U.S. freezes $458 million stolen by Nigerian dictator Abacha
The United States said Wednesday it had ordered a freeze on $458 million in assets stolen by former Nigerian dictator Sani Abacha and his accomplices and hidden in European accounts.
The Justice Department said the corruption proceeds — stashed away in bank accounts in Britain, France and New Jersey — were frozen at Washington’s request with the help of local authorities.
Abacha died in office in 1998, but his surviving relatives still include some of the richest and most influential figures in Africa’s most populous nation.

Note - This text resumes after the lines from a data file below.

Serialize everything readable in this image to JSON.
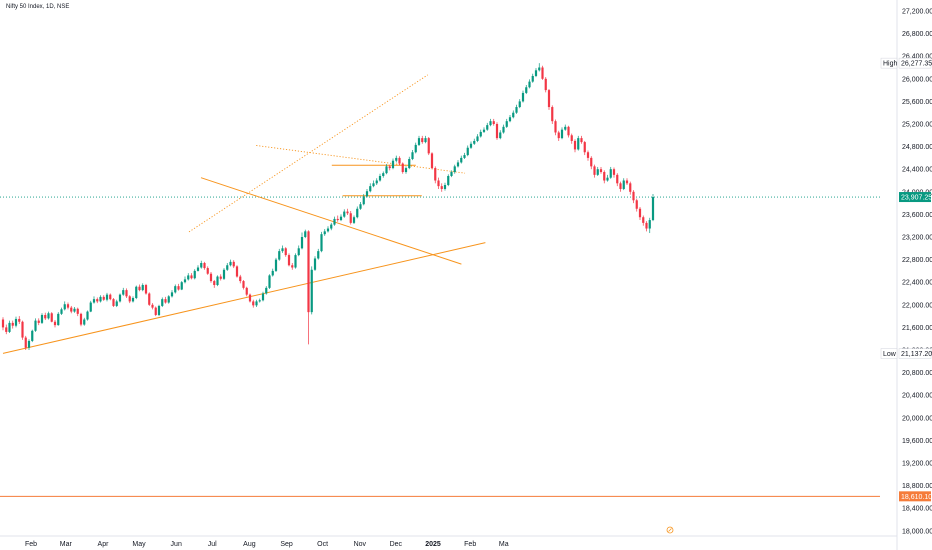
{
  "header": {
    "title": "Nifty 50 Index, 1D, NSE"
  },
  "colors": {
    "up": "#089981",
    "down": "#f23645",
    "trend": "#f7941d",
    "price_line": "#089981",
    "support_line": "#f57c3a",
    "axis": "#131722"
  },
  "price_scale": {
    "labels": [
      "27,200.00",
      "26,800.00",
      "26,400.00",
      "26,000.00",
      "25,600.00",
      "25,200.00",
      "24,800.00",
      "24,400.00",
      "24,000.00",
      "23,600.00",
      "23,200.00",
      "22,800.00",
      "22,400.00",
      "22,000.00",
      "21,600.00",
      "21,200.00",
      "20,800.00",
      "20,400.00",
      "20,000.00",
      "19,600.00",
      "19,200.00",
      "18,800.00",
      "18,400.00",
      "18,000.00"
    ],
    "high_label": "High",
    "high_value": "26,277.35",
    "low_label": "Low",
    "low_value": "21,137.20",
    "last_value": "23,907.25",
    "level_value": "18,610.10",
    "range": [
      17980,
      27360
    ]
  },
  "time_scale": {
    "labels": [
      "Feb",
      "Mar",
      "Apr",
      "May",
      "Jun",
      "Jul",
      "Aug",
      "Sep",
      "Oct",
      "Nov",
      "Dec",
      "2025",
      "Feb",
      "Ma"
    ]
  },
  "chart_data": {
    "type": "candlestick",
    "title": "Nifty 50 Index, 1D, NSE",
    "ylim": [
      17980,
      27360
    ],
    "high": 26277.35,
    "low": 21137.2,
    "last": 23907.25,
    "horizontal_level": 18610.1,
    "candles": [
      [
        21740,
        21600,
        21780,
        21550
      ],
      [
        21600,
        21520,
        21650,
        21480
      ],
      [
        21520,
        21680,
        21720,
        21500
      ],
      [
        21680,
        21630,
        21720,
        21580
      ],
      [
        21630,
        21750,
        21790,
        21600
      ],
      [
        21750,
        21700,
        21800,
        21660
      ],
      [
        21700,
        21420,
        21720,
        21380
      ],
      [
        21420,
        21240,
        21450,
        21200
      ],
      [
        21240,
        21360,
        21390,
        21200
      ],
      [
        21360,
        21540,
        21560,
        21340
      ],
      [
        21540,
        21720,
        21760,
        21520
      ],
      [
        21720,
        21680,
        21760,
        21640
      ],
      [
        21680,
        21820,
        21850,
        21660
      ],
      [
        21820,
        21760,
        21860,
        21730
      ],
      [
        21760,
        21850,
        21880,
        21740
      ],
      [
        21850,
        21700,
        21870,
        21690
      ],
      [
        21700,
        21640,
        21730,
        21600
      ],
      [
        21640,
        21840,
        21870,
        21630
      ],
      [
        21840,
        21920,
        21950,
        21820
      ],
      [
        21920,
        22010,
        22060,
        21900
      ],
      [
        22010,
        21950,
        22040,
        21920
      ],
      [
        21950,
        21880,
        21980,
        21850
      ],
      [
        21880,
        21930,
        21960,
        21860
      ],
      [
        21930,
        21840,
        21950,
        21800
      ],
      [
        21840,
        21650,
        21860,
        21620
      ],
      [
        21650,
        21740,
        21770,
        21630
      ],
      [
        21740,
        21880,
        21900,
        21720
      ],
      [
        21880,
        22040,
        22070,
        21870
      ],
      [
        22040,
        22100,
        22150,
        22020
      ],
      [
        22100,
        22060,
        22130,
        22030
      ],
      [
        22060,
        22140,
        22170,
        22040
      ],
      [
        22140,
        22090,
        22170,
        22070
      ],
      [
        22090,
        22180,
        22210,
        22060
      ],
      [
        22180,
        22100,
        22200,
        22080
      ],
      [
        22100,
        21980,
        22120,
        21960
      ],
      [
        21980,
        22060,
        22090,
        21960
      ],
      [
        22060,
        22180,
        22200,
        22040
      ],
      [
        22180,
        22260,
        22300,
        22160
      ],
      [
        22260,
        22150,
        22290,
        22120
      ],
      [
        22150,
        22060,
        22170,
        22030
      ],
      [
        22060,
        22120,
        22150,
        22040
      ],
      [
        22120,
        22320,
        22340,
        22100
      ],
      [
        22320,
        22260,
        22360,
        22240
      ],
      [
        22260,
        22350,
        22380,
        22240
      ],
      [
        22350,
        22200,
        22370,
        22180
      ],
      [
        22200,
        22000,
        22220,
        21980
      ],
      [
        22000,
        21950,
        22030,
        21920
      ],
      [
        21950,
        21820,
        21970,
        21800
      ],
      [
        21820,
        21980,
        22000,
        21800
      ],
      [
        21980,
        22100,
        22130,
        21960
      ],
      [
        22100,
        22040,
        22140,
        22020
      ],
      [
        22040,
        22150,
        22170,
        22020
      ],
      [
        22150,
        22220,
        22260,
        22130
      ],
      [
        22220,
        22330,
        22360,
        22200
      ],
      [
        22330,
        22270,
        22370,
        22250
      ],
      [
        22270,
        22400,
        22420,
        22260
      ],
      [
        22400,
        22450,
        22500,
        22380
      ],
      [
        22450,
        22520,
        22560,
        22430
      ],
      [
        22520,
        22470,
        22560,
        22450
      ],
      [
        22470,
        22600,
        22630,
        22450
      ],
      [
        22600,
        22660,
        22700,
        22590
      ],
      [
        22660,
        22740,
        22780,
        22640
      ],
      [
        22740,
        22650,
        22760,
        22620
      ],
      [
        22650,
        22550,
        22680,
        22530
      ],
      [
        22550,
        22420,
        22580,
        22390
      ],
      [
        22420,
        22350,
        22440,
        22300
      ],
      [
        22350,
        22500,
        22520,
        22330
      ],
      [
        22500,
        22460,
        22540,
        22430
      ],
      [
        22460,
        22620,
        22650,
        22440
      ],
      [
        22620,
        22700,
        22740,
        22600
      ],
      [
        22700,
        22760,
        22800,
        22680
      ],
      [
        22760,
        22680,
        22790,
        22650
      ],
      [
        22680,
        22500,
        22700,
        22480
      ],
      [
        22500,
        22420,
        22530,
        22380
      ],
      [
        22420,
        22300,
        22440,
        22270
      ],
      [
        22300,
        22180,
        22320,
        22150
      ],
      [
        22180,
        22060,
        22200,
        22040
      ],
      [
        22060,
        21990,
        22090,
        21950
      ],
      [
        21990,
        22060,
        22090,
        21960
      ],
      [
        22060,
        22080,
        22110,
        22040
      ],
      [
        22080,
        22200,
        22230,
        22060
      ],
      [
        22200,
        22300,
        22330,
        22180
      ],
      [
        22300,
        22520,
        22540,
        22280
      ],
      [
        22520,
        22600,
        22640,
        22500
      ],
      [
        22600,
        22800,
        22830,
        22580
      ],
      [
        22800,
        22950,
        22990,
        22780
      ],
      [
        22950,
        23000,
        23050,
        22920
      ],
      [
        23000,
        22880,
        23020,
        22850
      ],
      [
        22880,
        22700,
        22910,
        22680
      ],
      [
        22700,
        22660,
        22740,
        22620
      ],
      [
        22660,
        22880,
        22910,
        22640
      ],
      [
        22880,
        23000,
        23050,
        22860
      ],
      [
        23000,
        23200,
        23280,
        22980
      ],
      [
        23200,
        23300,
        23330,
        23180
      ],
      [
        23300,
        21870,
        23320,
        21300
      ],
      [
        21870,
        22620,
        22680,
        21830
      ],
      [
        22620,
        22820,
        22860,
        22600
      ],
      [
        22820,
        22950,
        22990,
        22800
      ],
      [
        22950,
        23250,
        23290,
        22930
      ],
      [
        23250,
        23300,
        23340,
        23220
      ],
      [
        23300,
        23350,
        23390,
        23280
      ],
      [
        23350,
        23420,
        23450,
        23320
      ],
      [
        23420,
        23520,
        23560,
        23400
      ],
      [
        23520,
        23500,
        23580,
        23470
      ],
      [
        23500,
        23560,
        23600,
        23480
      ],
      [
        23560,
        23650,
        23690,
        23540
      ],
      [
        23650,
        23620,
        23700,
        23590
      ],
      [
        23620,
        23450,
        23660,
        23420
      ],
      [
        23450,
        23550,
        23580,
        23430
      ],
      [
        23550,
        23700,
        23740,
        23530
      ],
      [
        23700,
        23780,
        23820,
        23680
      ],
      [
        23780,
        23920,
        23960,
        23760
      ],
      [
        23920,
        24010,
        24050,
        23900
      ],
      [
        24010,
        24100,
        24150,
        23990
      ],
      [
        24100,
        24150,
        24200,
        24080
      ],
      [
        24150,
        24200,
        24240,
        24120
      ],
      [
        24200,
        24280,
        24320,
        24180
      ],
      [
        24280,
        24330,
        24360,
        24250
      ],
      [
        24330,
        24450,
        24490,
        24310
      ],
      [
        24450,
        24420,
        24480,
        24380
      ],
      [
        24420,
        24550,
        24590,
        24400
      ],
      [
        24550,
        24600,
        24640,
        24520
      ],
      [
        24600,
        24500,
        24630,
        24470
      ],
      [
        24500,
        24350,
        24520,
        24320
      ],
      [
        24350,
        24420,
        24450,
        24320
      ],
      [
        24420,
        24580,
        24620,
        24400
      ],
      [
        24580,
        24700,
        24740,
        24560
      ],
      [
        24700,
        24830,
        24870,
        24680
      ],
      [
        24830,
        24950,
        24990,
        24810
      ],
      [
        24950,
        24880,
        24990,
        24850
      ],
      [
        24880,
        24950,
        24990,
        24860
      ],
      [
        24950,
        24680,
        24970,
        24650
      ],
      [
        24680,
        24420,
        24700,
        24400
      ],
      [
        24420,
        24200,
        24450,
        24150
      ],
      [
        24200,
        24100,
        24250,
        24050
      ],
      [
        24100,
        24050,
        24150,
        24000
      ],
      [
        24050,
        24120,
        24160,
        24020
      ],
      [
        24120,
        24280,
        24310,
        24100
      ],
      [
        24280,
        24350,
        24380,
        24260
      ],
      [
        24350,
        24450,
        24480,
        24320
      ],
      [
        24450,
        24520,
        24560,
        24430
      ],
      [
        24520,
        24600,
        24640,
        24500
      ],
      [
        24600,
        24650,
        24690,
        24580
      ],
      [
        24650,
        24780,
        24820,
        24630
      ],
      [
        24780,
        24850,
        24890,
        24760
      ],
      [
        24850,
        24900,
        24940,
        24830
      ],
      [
        24900,
        24980,
        25020,
        24880
      ],
      [
        24980,
        25060,
        25100,
        24960
      ],
      [
        25060,
        25100,
        25140,
        25040
      ],
      [
        25100,
        25180,
        25220,
        25080
      ],
      [
        25180,
        25250,
        25290,
        25160
      ],
      [
        25250,
        25200,
        25290,
        25170
      ],
      [
        25200,
        24950,
        25230,
        24920
      ],
      [
        24950,
        25050,
        25090,
        24930
      ],
      [
        25050,
        25150,
        25190,
        25030
      ],
      [
        25150,
        25250,
        25290,
        25130
      ],
      [
        25250,
        25320,
        25360,
        25230
      ],
      [
        25320,
        25400,
        25440,
        25300
      ],
      [
        25400,
        25500,
        25540,
        25380
      ],
      [
        25500,
        25600,
        25640,
        25480
      ],
      [
        25600,
        25750,
        25790,
        25580
      ],
      [
        25750,
        25850,
        25890,
        25730
      ],
      [
        25850,
        25950,
        25990,
        25830
      ],
      [
        25950,
        26050,
        26090,
        25930
      ],
      [
        26050,
        26150,
        26190,
        26030
      ],
      [
        26150,
        26200,
        26277,
        26130
      ],
      [
        26200,
        26000,
        26230,
        25980
      ],
      [
        26000,
        25800,
        26030,
        25760
      ],
      [
        25800,
        25500,
        25820,
        25450
      ],
      [
        25500,
        25250,
        25530,
        25200
      ],
      [
        25250,
        25050,
        25280,
        25000
      ],
      [
        25050,
        24950,
        25080,
        24900
      ],
      [
        24950,
        25100,
        25140,
        24930
      ],
      [
        25100,
        25150,
        25190,
        25080
      ],
      [
        25150,
        25000,
        25170,
        24960
      ],
      [
        25000,
        24900,
        25030,
        24850
      ],
      [
        24900,
        24750,
        24930,
        24700
      ],
      [
        24750,
        24950,
        24990,
        24730
      ],
      [
        24950,
        24880,
        24990,
        24850
      ],
      [
        24880,
        24700,
        24900,
        24650
      ],
      [
        24700,
        24600,
        24730,
        24550
      ],
      [
        24600,
        24450,
        24630,
        24400
      ],
      [
        24450,
        24300,
        24480,
        24250
      ],
      [
        24300,
        24400,
        24440,
        24280
      ],
      [
        24400,
        24350,
        24440,
        24320
      ],
      [
        24350,
        24200,
        24380,
        24150
      ],
      [
        24200,
        24250,
        24300,
        24180
      ],
      [
        24250,
        24400,
        24440,
        24230
      ],
      [
        24400,
        24300,
        24430,
        24250
      ],
      [
        24300,
        24150,
        24330,
        24100
      ],
      [
        24150,
        24050,
        24180,
        24000
      ],
      [
        24050,
        24200,
        24240,
        24030
      ],
      [
        24200,
        24150,
        24240,
        24120
      ],
      [
        24150,
        24000,
        24180,
        23950
      ],
      [
        24000,
        23850,
        24030,
        23800
      ],
      [
        23850,
        23700,
        23880,
        23650
      ],
      [
        23700,
        23550,
        23730,
        23500
      ],
      [
        23550,
        23450,
        23580,
        23400
      ],
      [
        23450,
        23350,
        23480,
        23300
      ],
      [
        23350,
        23500,
        23540,
        23270
      ],
      [
        23500,
        23907,
        23960,
        23480
      ]
    ],
    "trendlines": [
      {
        "style": "solid",
        "from": [
          "2024-01-22",
          21140
        ],
        "to": [
          "2025-02-27",
          23100
        ]
      },
      {
        "style": "solid",
        "from": [
          "2024-07-05",
          24250
        ],
        "to": [
          "2025-02-07",
          22720
        ]
      },
      {
        "style": "dotted",
        "from": [
          "2024-06-25",
          23290
        ],
        "to": [
          "2025-01-10",
          26070
        ]
      },
      {
        "style": "dotted",
        "from": [
          "2024-08-20",
          24820
        ],
        "to": [
          "2025-02-10",
          24330
        ]
      },
      {
        "style": "solid",
        "from": [
          "2024-10-22",
          24470
        ],
        "to": [
          "2024-12-31",
          24470
        ]
      },
      {
        "style": "solid",
        "from": [
          "2024-10-31",
          23930
        ],
        "to": [
          "2025-01-05",
          23930
        ]
      }
    ]
  }
}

According to a civil forfeiture complaint unsealed in the US District Court in Washington, the department wants the recover more than $550 million in connection with the action.
“This is the largest civil forfeiture action to recover the proceeds of foreign official corruption ever brought by the department,” said Mythili Raman, acting assistant attorney general.

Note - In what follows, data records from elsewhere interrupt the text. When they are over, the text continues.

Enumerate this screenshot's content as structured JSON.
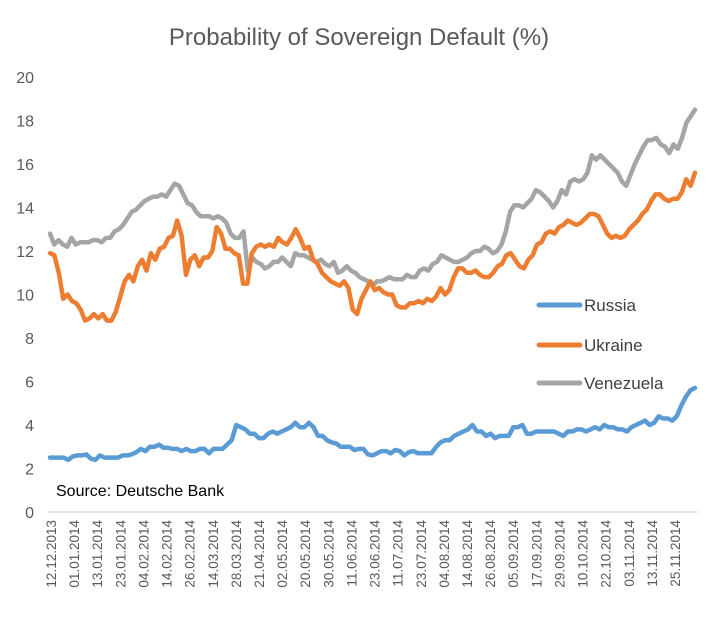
{
  "chart_data": {
    "type": "line",
    "title": "Probability of Sovereign Default (%)",
    "xlabel": "",
    "ylabel": "",
    "ylim": [
      0,
      20
    ],
    "yticks": [
      0,
      2,
      4,
      6,
      8,
      10,
      12,
      14,
      16,
      18,
      20
    ],
    "grid": false,
    "legend": {
      "placement": "right-middle"
    },
    "annotation": "Source: Deutsche Bank",
    "x_tick_labels": [
      "12.12.2013",
      "01.01.2014",
      "13.01.2014",
      "23.01.2014",
      "04.02.2014",
      "14.02.2014",
      "26.02.2014",
      "14.03.2014",
      "28.03.2014",
      "21.04.2014",
      "02.05.2014",
      "20.05.2014",
      "30.05.2014",
      "11.06.2014",
      "23.06.2014",
      "11.07.2014",
      "23.07.2014",
      "04.08.2014",
      "14.08.2014",
      "26.08.2014",
      "05.09.2014",
      "17.09.2014",
      "29.09.2014",
      "10.10.2014",
      "22.10.2014",
      "03.11.2014",
      "13.11.2014",
      "25.11.2014"
    ],
    "series": [
      {
        "name": "Russia",
        "color": "#5b9bd5",
        "values": [
          2.5,
          2.5,
          2.5,
          2.5,
          2.4,
          2.55,
          2.6,
          2.6,
          2.65,
          2.45,
          2.4,
          2.6,
          2.5,
          2.5,
          2.5,
          2.5,
          2.6,
          2.6,
          2.65,
          2.75,
          2.9,
          2.8,
          3.0,
          3.0,
          3.1,
          2.95,
          2.95,
          2.9,
          2.9,
          2.8,
          2.9,
          2.8,
          2.8,
          2.9,
          2.9,
          2.7,
          2.9,
          2.9,
          2.9,
          3.1,
          3.3,
          4.0,
          3.9,
          3.8,
          3.6,
          3.6,
          3.4,
          3.4,
          3.6,
          3.7,
          3.6,
          3.7,
          3.8,
          3.9,
          4.1,
          3.9,
          3.9,
          4.1,
          3.9,
          3.5,
          3.5,
          3.3,
          3.2,
          3.15,
          3.0,
          3.0,
          3.0,
          2.85,
          2.9,
          2.9,
          2.65,
          2.6,
          2.7,
          2.8,
          2.8,
          2.7,
          2.85,
          2.8,
          2.6,
          2.75,
          2.8,
          2.7,
          2.7,
          2.7,
          2.7,
          3.0,
          3.2,
          3.3,
          3.3,
          3.5,
          3.6,
          3.7,
          3.8,
          4.0,
          3.7,
          3.7,
          3.5,
          3.6,
          3.4,
          3.5,
          3.5,
          3.5,
          3.9,
          3.9,
          4.0,
          3.6,
          3.6,
          3.7,
          3.7,
          3.7,
          3.7,
          3.7,
          3.6,
          3.5,
          3.7,
          3.7,
          3.8,
          3.8,
          3.7,
          3.8,
          3.9,
          3.8,
          4.0,
          3.9,
          3.9,
          3.8,
          3.8,
          3.7,
          3.9,
          4.0,
          4.1,
          4.2,
          4.0,
          4.1,
          4.4,
          4.3,
          4.3,
          4.2,
          4.4,
          4.9,
          5.3,
          5.6,
          5.7
        ]
      },
      {
        "name": "Ukraine",
        "color": "#ed7d31",
        "values": [
          11.9,
          11.8,
          11.0,
          9.8,
          10.0,
          9.7,
          9.6,
          9.3,
          8.8,
          8.9,
          9.1,
          8.9,
          9.1,
          8.8,
          8.8,
          9.2,
          9.9,
          10.6,
          10.9,
          10.6,
          11.3,
          11.6,
          11.1,
          11.9,
          11.6,
          12.1,
          12.2,
          12.6,
          12.7,
          13.4,
          12.7,
          10.9,
          11.6,
          11.8,
          11.3,
          11.7,
          11.7,
          12.0,
          13.1,
          12.8,
          12.1,
          12.1,
          11.9,
          11.8,
          10.5,
          10.5,
          11.9,
          12.2,
          12.3,
          12.2,
          12.3,
          12.2,
          12.6,
          12.4,
          12.3,
          12.6,
          13.0,
          12.6,
          12.1,
          12.2,
          11.6,
          11.4,
          11.0,
          10.8,
          10.6,
          10.5,
          10.4,
          10.6,
          10.3,
          9.3,
          9.1,
          9.8,
          10.2,
          10.6,
          10.2,
          10.3,
          10.1,
          10.0,
          10.0,
          9.5,
          9.4,
          9.4,
          9.6,
          9.6,
          9.7,
          9.6,
          9.8,
          9.7,
          9.9,
          10.3,
          10.0,
          10.2,
          10.8,
          11.2,
          11.2,
          11.0,
          11.0,
          11.1,
          10.9,
          10.8,
          10.8,
          11.0,
          11.3,
          11.4,
          11.8,
          11.9,
          11.6,
          11.3,
          11.2,
          11.6,
          11.8,
          12.3,
          12.4,
          12.8,
          12.9,
          12.8,
          13.1,
          13.2,
          13.4,
          13.3,
          13.2,
          13.3,
          13.5,
          13.7,
          13.7,
          13.6,
          13.2,
          12.8,
          12.6,
          12.7,
          12.6,
          12.7,
          13.0,
          13.2,
          13.4,
          13.7,
          13.9,
          14.3,
          14.6,
          14.6,
          14.4,
          14.3,
          14.4,
          14.4,
          14.7,
          15.3,
          15.0,
          15.6
        ]
      },
      {
        "name": "Venezuela",
        "color": "#a5a5a5",
        "values": [
          12.8,
          12.3,
          12.5,
          12.3,
          12.2,
          12.6,
          12.3,
          12.4,
          12.4,
          12.4,
          12.5,
          12.5,
          12.4,
          12.6,
          12.6,
          12.9,
          13.0,
          13.2,
          13.5,
          13.8,
          13.9,
          14.1,
          14.3,
          14.4,
          14.5,
          14.5,
          14.6,
          14.5,
          14.8,
          15.1,
          15.0,
          14.6,
          14.2,
          14.1,
          13.8,
          13.6,
          13.6,
          13.6,
          13.5,
          13.6,
          13.5,
          13.3,
          12.8,
          12.6,
          12.6,
          12.9,
          11.1,
          11.7,
          11.5,
          11.4,
          11.2,
          11.3,
          11.5,
          11.5,
          11.7,
          11.5,
          11.3,
          11.9,
          11.8,
          11.8,
          11.7,
          11.6,
          11.5,
          11.6,
          11.4,
          11.3,
          11.5,
          11.0,
          11.1,
          11.3,
          11.1,
          11.0,
          10.8,
          10.7,
          10.6,
          10.4,
          10.6,
          10.6,
          10.7,
          10.8,
          10.7,
          10.7,
          10.7,
          10.9,
          10.8,
          10.8,
          11.1,
          11.2,
          11.1,
          11.4,
          11.5,
          11.8,
          11.7,
          11.6,
          11.5,
          11.5,
          11.6,
          11.7,
          11.9,
          12.0,
          12.0,
          12.2,
          12.1,
          11.9,
          12.0,
          12.3,
          12.9,
          13.8,
          14.1,
          14.1,
          14.0,
          14.2,
          14.4,
          14.8,
          14.7,
          14.5,
          14.3,
          14.0,
          14.3,
          14.8,
          14.6,
          15.2,
          15.3,
          15.2,
          15.3,
          15.6,
          16.4,
          16.2,
          16.4,
          16.2,
          16.0,
          15.8,
          15.6,
          15.2,
          15.0,
          15.5,
          16.0,
          16.4,
          16.8,
          17.1,
          17.1,
          17.2,
          16.9,
          16.8,
          16.5,
          16.9,
          16.7,
          17.2,
          17.9,
          18.2,
          18.5
        ]
      }
    ]
  }
}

“General Abacha was one of the most notorious kleptocrats in memory, who embezzled billions from the people of Nigeria while millions lived in poverty,” she said.
The Justice Department said the assets frozen — along with additional assets named in the complaint — represent the “proceeds of corruption” during and after the military regime of Abacha, who became president of Nigeria through a military coup on November 17, 1993 and held that office until his death on June 8, 1998.
The complaint alleges that Abacha, his son Mohammed Sani Abacha, their associate Abubakar Atiku Bagudu and others “embezzled, misappropriated and extorted billions from the government of Nigeria and others, then laundered their criminal proceeds through the purchase of bonds backed by the United States using US financial institutions.”
Raman said that the action sends a “clear message” that the United States is “determined and equipped to confiscate the ill-gotten riches of corrupt leaders who drain the resources of their countries.”
– Return funds ‘where appropriate’ –
The U.S. government’s Kleptocracy Asset Recovery Initiative “where appropriate” provides for the return of stolen proceeds “to benefit the people harmed by these acts of corruption and abuse of office.”
It did not specify what action would be taken with regard to the Abacha case.
The funds frozen include approximately $313 million in two bank accounts in the Bailiwick of Jersey and $145 million in two bank accounts in France, the department said.
Four investment portfolios and three bank accounts in Britain were frozed, with an estimated value of at least $100 million but the exact amounts in the accounts have not yet been determined, it said.
The Justice Department said that on February 25 and 26, authorities in Jersey, France and Britain complied with the US action to freeze the assets.
The complaint also seeks to freeze five corporate entities registered in the British Virgin Islands.
According to the complaint, Abacha and others systematically embezzled billions of dollars in public funds from Nigeria’s central bank on the false pretense that the funds were necessary for national security. They withdrew the funds in cash and then moved the money overseas through US financial institutions.
Abacha and his finance minister, Anthony Ani, also allegedly caused the Nigerian government to buy Nigerian government bonds at vastly inflated prices from a company controlled by Bagudu and Mohammed Abacha. That operation created an an illegal windfall of more than $282 million.
In addition, Abacha and his co-conspirators allegedly extorted more than $11 million from a French civil engineering company, Dumez, and its Nigerian affiliate in connection with payments on government contracts.
Funds involved in each of these schemes were laundered through the United States in nine financial institutions, the complaint alleged.
The financial institutions involved include Citibank, Chase Manhattan Bank and Morgan Guaranty Trust Company, now JPMorgan Chase, and New York-based units of Britain’s Barclays Bank and Germany’s Commerzbank.